A reminder : why operational systems are not suitable for providing strategic information • Complex ad-hoc query often required • Users wish to interact (mess about with) the data based on previous requests • This compromises the purpose and function of operational database environments. • Logical structure of the operational environment not conducive to complex analysis required • Data requirements are not complete (pools of information problem)
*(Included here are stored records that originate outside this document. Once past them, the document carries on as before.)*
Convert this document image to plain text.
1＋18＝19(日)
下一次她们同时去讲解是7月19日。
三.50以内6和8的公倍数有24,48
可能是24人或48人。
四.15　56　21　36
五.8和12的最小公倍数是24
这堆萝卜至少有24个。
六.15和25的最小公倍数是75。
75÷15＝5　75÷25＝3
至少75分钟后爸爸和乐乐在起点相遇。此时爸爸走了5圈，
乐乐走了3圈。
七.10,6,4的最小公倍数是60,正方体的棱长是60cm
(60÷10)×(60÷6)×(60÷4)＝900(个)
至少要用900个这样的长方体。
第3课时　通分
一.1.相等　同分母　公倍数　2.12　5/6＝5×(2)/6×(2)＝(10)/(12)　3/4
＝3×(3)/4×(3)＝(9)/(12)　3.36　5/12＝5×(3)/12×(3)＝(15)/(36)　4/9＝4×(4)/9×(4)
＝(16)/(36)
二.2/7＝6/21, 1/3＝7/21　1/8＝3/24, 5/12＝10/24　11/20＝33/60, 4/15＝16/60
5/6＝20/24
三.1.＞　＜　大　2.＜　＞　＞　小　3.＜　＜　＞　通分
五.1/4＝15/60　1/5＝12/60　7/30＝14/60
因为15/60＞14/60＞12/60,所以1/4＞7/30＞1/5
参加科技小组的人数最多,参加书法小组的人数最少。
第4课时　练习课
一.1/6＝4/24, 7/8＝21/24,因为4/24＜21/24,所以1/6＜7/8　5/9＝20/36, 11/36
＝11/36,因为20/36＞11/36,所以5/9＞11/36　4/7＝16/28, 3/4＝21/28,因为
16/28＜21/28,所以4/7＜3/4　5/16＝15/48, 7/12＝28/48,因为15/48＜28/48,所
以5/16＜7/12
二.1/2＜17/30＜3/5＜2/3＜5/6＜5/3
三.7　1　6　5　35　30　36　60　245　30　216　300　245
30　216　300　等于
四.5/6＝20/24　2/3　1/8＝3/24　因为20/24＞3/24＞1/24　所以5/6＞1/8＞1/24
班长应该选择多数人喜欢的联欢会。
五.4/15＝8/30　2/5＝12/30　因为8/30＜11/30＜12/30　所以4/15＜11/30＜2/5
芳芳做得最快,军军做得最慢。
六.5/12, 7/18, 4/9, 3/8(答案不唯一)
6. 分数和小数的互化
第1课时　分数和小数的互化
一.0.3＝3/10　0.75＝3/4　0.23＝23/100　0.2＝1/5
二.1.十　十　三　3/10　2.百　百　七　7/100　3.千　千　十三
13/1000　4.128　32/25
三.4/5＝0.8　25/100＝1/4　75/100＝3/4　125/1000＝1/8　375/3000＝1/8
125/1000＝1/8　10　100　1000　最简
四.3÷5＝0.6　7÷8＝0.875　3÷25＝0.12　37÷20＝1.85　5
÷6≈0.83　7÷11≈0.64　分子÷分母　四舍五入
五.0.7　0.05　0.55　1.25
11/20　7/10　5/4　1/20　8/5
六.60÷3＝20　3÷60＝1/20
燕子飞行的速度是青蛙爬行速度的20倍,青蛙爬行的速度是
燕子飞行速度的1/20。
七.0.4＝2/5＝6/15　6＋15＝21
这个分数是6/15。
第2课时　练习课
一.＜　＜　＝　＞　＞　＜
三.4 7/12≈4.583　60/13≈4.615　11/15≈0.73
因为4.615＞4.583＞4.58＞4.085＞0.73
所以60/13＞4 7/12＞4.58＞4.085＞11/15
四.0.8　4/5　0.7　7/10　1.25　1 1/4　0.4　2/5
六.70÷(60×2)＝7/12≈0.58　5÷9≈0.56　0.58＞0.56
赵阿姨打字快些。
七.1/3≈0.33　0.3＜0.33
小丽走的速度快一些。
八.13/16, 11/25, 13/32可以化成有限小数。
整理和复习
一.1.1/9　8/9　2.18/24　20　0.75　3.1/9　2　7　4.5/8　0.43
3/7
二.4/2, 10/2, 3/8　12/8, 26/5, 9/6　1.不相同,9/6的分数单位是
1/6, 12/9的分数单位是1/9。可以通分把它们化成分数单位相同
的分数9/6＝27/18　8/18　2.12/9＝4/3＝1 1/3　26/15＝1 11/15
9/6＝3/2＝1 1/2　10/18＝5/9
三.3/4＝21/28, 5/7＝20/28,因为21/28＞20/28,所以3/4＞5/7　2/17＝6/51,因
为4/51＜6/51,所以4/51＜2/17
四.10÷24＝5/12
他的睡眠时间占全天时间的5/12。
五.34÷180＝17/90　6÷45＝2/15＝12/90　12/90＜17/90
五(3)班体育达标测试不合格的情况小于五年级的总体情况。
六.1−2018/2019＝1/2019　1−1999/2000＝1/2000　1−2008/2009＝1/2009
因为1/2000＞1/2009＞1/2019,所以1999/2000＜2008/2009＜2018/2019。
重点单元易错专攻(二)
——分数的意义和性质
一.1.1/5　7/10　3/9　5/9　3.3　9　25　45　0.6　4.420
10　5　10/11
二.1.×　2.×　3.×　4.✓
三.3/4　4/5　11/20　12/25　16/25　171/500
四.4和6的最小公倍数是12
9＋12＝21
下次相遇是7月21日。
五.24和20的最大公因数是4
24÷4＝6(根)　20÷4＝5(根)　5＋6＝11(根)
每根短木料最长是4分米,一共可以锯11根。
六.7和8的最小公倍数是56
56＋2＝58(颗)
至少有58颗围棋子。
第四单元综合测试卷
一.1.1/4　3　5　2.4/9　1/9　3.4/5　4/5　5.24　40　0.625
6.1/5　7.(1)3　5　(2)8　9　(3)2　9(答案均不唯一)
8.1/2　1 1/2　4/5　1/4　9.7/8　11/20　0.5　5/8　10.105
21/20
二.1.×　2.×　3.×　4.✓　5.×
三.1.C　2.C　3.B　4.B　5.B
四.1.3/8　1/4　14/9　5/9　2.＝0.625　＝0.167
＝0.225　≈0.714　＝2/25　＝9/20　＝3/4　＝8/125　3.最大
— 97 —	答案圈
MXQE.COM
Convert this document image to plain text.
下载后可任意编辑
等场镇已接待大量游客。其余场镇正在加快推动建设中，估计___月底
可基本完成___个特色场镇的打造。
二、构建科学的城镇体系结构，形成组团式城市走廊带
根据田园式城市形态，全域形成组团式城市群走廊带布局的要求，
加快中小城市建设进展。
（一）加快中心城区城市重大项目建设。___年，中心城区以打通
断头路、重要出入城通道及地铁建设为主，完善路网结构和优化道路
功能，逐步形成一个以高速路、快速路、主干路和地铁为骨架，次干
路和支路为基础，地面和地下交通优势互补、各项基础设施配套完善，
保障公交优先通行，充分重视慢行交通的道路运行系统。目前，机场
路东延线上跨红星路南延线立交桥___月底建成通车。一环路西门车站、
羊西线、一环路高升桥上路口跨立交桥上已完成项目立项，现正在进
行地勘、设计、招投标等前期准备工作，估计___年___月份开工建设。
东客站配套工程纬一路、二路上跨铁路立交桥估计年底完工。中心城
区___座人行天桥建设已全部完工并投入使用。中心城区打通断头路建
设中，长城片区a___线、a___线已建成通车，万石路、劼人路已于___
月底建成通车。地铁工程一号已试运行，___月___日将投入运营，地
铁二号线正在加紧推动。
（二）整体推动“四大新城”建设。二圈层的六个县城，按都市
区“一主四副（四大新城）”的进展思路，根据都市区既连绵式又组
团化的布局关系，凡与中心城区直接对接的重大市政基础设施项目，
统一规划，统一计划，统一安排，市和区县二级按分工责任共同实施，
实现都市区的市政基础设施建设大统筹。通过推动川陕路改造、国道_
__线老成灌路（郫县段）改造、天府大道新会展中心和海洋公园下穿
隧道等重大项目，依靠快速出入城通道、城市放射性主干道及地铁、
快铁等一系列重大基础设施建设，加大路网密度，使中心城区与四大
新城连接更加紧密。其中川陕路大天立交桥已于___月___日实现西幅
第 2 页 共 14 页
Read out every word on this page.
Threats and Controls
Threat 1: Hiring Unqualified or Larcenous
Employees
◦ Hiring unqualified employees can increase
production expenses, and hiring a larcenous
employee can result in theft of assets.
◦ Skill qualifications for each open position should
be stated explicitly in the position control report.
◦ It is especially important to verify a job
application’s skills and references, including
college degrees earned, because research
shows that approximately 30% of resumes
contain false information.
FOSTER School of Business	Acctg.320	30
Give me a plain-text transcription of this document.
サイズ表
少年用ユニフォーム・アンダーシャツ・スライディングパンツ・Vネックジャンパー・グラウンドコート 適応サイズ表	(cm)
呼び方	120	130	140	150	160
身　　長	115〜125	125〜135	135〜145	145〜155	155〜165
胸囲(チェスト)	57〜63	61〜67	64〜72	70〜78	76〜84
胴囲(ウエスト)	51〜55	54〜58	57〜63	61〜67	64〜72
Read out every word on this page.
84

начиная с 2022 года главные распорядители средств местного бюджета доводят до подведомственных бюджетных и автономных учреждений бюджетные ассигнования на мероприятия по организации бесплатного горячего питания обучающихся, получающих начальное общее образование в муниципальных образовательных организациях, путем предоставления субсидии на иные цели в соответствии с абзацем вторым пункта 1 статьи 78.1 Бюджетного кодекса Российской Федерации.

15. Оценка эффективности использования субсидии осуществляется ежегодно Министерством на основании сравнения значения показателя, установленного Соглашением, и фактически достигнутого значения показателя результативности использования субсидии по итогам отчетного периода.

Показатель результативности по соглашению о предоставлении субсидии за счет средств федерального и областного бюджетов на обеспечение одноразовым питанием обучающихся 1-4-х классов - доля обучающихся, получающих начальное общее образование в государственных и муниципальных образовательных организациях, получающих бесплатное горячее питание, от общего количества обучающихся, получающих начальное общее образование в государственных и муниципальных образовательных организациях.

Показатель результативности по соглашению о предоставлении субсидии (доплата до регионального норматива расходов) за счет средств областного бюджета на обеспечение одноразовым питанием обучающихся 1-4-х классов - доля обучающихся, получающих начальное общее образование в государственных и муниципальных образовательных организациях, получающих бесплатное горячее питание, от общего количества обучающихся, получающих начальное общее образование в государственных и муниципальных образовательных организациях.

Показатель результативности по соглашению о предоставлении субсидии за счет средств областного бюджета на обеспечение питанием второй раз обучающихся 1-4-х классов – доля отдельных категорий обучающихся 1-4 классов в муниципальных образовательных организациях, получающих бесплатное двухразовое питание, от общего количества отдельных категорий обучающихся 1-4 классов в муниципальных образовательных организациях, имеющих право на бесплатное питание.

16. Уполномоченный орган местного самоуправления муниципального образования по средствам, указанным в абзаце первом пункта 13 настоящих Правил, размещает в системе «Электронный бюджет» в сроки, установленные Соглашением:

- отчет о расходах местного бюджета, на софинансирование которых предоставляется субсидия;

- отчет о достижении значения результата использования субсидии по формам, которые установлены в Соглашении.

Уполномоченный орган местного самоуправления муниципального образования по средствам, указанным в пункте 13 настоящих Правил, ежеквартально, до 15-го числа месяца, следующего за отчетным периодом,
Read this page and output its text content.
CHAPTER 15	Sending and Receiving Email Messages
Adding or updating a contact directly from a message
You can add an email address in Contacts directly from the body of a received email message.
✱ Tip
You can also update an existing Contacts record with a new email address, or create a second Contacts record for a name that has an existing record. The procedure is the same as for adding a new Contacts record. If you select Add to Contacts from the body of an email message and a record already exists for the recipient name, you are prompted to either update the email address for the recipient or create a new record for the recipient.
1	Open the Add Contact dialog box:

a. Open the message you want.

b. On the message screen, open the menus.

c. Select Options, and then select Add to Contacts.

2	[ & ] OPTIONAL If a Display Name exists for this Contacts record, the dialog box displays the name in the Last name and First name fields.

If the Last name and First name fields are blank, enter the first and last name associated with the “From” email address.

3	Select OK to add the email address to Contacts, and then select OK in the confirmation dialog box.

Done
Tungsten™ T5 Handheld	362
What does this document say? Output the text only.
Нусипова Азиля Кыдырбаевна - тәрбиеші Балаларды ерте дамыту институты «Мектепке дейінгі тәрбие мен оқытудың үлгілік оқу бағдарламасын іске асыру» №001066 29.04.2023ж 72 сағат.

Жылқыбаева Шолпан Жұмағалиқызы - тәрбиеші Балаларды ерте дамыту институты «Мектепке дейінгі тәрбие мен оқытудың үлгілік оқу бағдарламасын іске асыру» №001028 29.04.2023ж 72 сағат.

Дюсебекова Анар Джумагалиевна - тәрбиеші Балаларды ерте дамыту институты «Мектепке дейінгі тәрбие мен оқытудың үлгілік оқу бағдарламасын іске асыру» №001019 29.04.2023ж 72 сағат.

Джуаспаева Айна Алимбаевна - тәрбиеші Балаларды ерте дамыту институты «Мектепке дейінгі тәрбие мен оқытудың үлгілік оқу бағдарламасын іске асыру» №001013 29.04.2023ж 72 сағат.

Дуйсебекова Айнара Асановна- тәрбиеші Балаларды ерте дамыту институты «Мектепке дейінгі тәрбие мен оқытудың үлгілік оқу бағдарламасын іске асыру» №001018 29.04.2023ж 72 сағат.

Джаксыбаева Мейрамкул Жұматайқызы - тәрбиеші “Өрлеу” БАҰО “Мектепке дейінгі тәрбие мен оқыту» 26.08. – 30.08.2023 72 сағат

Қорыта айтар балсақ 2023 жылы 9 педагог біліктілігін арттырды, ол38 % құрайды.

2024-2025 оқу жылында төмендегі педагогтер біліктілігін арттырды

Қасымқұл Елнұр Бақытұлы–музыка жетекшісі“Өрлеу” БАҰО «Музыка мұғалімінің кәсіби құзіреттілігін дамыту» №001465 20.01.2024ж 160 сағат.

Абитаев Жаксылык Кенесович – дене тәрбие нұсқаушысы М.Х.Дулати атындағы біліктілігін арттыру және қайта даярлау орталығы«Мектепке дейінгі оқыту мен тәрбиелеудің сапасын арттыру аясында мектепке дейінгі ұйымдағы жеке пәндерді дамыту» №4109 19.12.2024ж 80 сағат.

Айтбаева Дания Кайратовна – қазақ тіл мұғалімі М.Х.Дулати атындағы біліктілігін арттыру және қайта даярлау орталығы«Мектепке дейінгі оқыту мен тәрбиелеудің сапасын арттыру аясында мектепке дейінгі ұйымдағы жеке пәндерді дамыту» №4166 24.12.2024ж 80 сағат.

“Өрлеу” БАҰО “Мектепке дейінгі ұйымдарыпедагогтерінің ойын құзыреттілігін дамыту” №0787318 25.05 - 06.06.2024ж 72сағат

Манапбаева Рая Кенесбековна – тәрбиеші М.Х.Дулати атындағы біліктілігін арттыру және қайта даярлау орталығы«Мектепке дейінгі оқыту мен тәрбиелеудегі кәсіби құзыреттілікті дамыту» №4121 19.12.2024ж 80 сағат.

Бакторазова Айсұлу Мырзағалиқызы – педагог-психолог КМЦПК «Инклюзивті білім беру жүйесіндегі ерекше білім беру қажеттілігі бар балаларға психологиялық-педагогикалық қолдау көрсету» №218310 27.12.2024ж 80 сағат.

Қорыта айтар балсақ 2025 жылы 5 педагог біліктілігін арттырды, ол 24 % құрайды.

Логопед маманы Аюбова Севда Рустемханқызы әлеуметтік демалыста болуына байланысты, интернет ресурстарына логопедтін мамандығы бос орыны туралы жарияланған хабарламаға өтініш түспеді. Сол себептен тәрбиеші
Summary... • DW is not a product. An environment • Data from multiple application environments • Provides and supports business intelligence • Total integrated view of the enterprise • Does not hinder operational environments • Ensures quality consistency in organisations data/information
Technology Summary • Data from many and varied operational environments – the basic business processes • Extraction, cleansing, aggregation and loading – Data Transformation (ETL) • Key business measurements are determined, these are the “Business Dimensions” (locations, products, time/date, customer) • These are modelled against “Facts” (sales) • Data is loaded periodically via ETL into the warehouse.
Supporting Technologies • OLAP, Online analytical processing • Multidimensional (cube) data modelling technologies • Data mining • Metadata management • Report and query facilities • Information delivery / web based presentation toolsets
Trends • Data warehouse is becoming mainstream • Driven by fierce competition and deregulation • Goal is to get some strategic advantage through the use of knowledge • Imperative for customised marketing • The vendors have largely got their act together (SAP, SAS, Oracle, Business Objects, IBM, Peoplesoft, Baan etc._ • Support for multiple data types
Trends cont. • Spatial data integration • Data visualisation • Parallel processing and cluster technologies • Support for very large data volumes (VLDB) • Syndicated data and business intelligence (data enrichment) • System and supply chain integration software • ERP, SCM, CRM
ERP • Integrates activities such as finance, accounting; administration; operations planning,execution procurement, human resources, product development, inventory management, research & development. • Serves the needs of everyone in the organization from finance to the (physical) warehouse. • Runs from a centralized database • Overcomes the “silos of information” effect. • Supports DW
SCM • Connecting Demand with Supply • Deals with the management of information related to the flow of material along the entire production cycle. • Cycle begins with procurement of raw material > production for finished good > ends with the delivery of the finished goods • Typical activities in SCM include: logistics; distribution planning; demand planning, forecasting; and warehouse/inventory management
CRM • Designed to increase customer intimacy and loyalty. • Multiple avenues are provided for feedback from the customers including: phone, fax, email, and web-forms. All such information is stored in a central repository that can easily be accessed by everybody in the company using simple web applications. • Typical functions performed in this area include: sales channel management; marketing automation; customer data management; and service personalization.